I love my family. My wife has been my friend and my soulmate for 20 years. My son is beautiful, loving, and caring.
They also love me. I know they do.
With their amazing love they have earned their immunity from knowing my truth.
The things they know to be true form the foundation of their lives.
I know, for sure, my wife could never help me go through transition and then accept me as her wife and I can understand that entirely.
I want to be there for them, in the ways they need me to be.
If one day they grow to feel different about me and no longer want or need me in their lives then I will leave with sadness but with dignity.

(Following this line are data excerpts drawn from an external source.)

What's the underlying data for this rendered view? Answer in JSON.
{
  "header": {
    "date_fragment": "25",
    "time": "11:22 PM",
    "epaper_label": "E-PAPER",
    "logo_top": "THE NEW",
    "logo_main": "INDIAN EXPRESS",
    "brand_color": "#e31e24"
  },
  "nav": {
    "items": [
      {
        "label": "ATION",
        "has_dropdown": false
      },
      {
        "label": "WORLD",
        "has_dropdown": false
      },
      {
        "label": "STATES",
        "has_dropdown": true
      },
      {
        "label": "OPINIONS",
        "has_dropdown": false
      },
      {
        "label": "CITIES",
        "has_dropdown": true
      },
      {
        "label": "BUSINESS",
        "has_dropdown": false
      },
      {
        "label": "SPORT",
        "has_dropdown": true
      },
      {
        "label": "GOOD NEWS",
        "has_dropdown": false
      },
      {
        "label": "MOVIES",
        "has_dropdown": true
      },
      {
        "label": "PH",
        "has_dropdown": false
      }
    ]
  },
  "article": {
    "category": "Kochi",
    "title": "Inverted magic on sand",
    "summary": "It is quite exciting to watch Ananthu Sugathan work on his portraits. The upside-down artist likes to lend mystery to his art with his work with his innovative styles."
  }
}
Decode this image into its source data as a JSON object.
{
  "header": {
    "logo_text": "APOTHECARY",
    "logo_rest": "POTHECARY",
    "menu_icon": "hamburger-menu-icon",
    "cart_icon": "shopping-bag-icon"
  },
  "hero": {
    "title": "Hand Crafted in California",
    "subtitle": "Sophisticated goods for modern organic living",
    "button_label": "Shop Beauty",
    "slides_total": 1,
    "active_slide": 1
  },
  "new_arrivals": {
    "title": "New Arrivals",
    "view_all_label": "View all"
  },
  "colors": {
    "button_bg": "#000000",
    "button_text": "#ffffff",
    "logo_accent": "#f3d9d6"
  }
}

The last year has been very special for me. Many, different, amazing people have helped me to understand my past. To make sense of who I have always been and who I am now. That terrified, confused and bewildered four, six, eight year old who thought she was uniquely afflicted and hopelessly alone has finally joined up all the dots. It’s clear to me now and it has never been anything other than a marasse of confusion, denial and self hatred.
I would so love to begin transition though. I so long to be free of this cage. I would love to spend even just one day in the light. The bearable lightness of just being me.
I wish I could do it for that small child I used to be. For every birthday wish, bedtime prayer and wishing well wish she made.
I started this post with the intention of illustrating how far I have come in the last year. But I’ve just realised, from that last paragraph, that I am still just making wishes. I think that shows how difficult the choices we face are and how strong people need to be to overcome the challenges we face.
It’s so important to ask for help as early as possible. To seek to understand yourself and if appropriate begin transition as early and as young as you can manage. The later you leave it only makes your choices more difficult.
You will always have my love and support.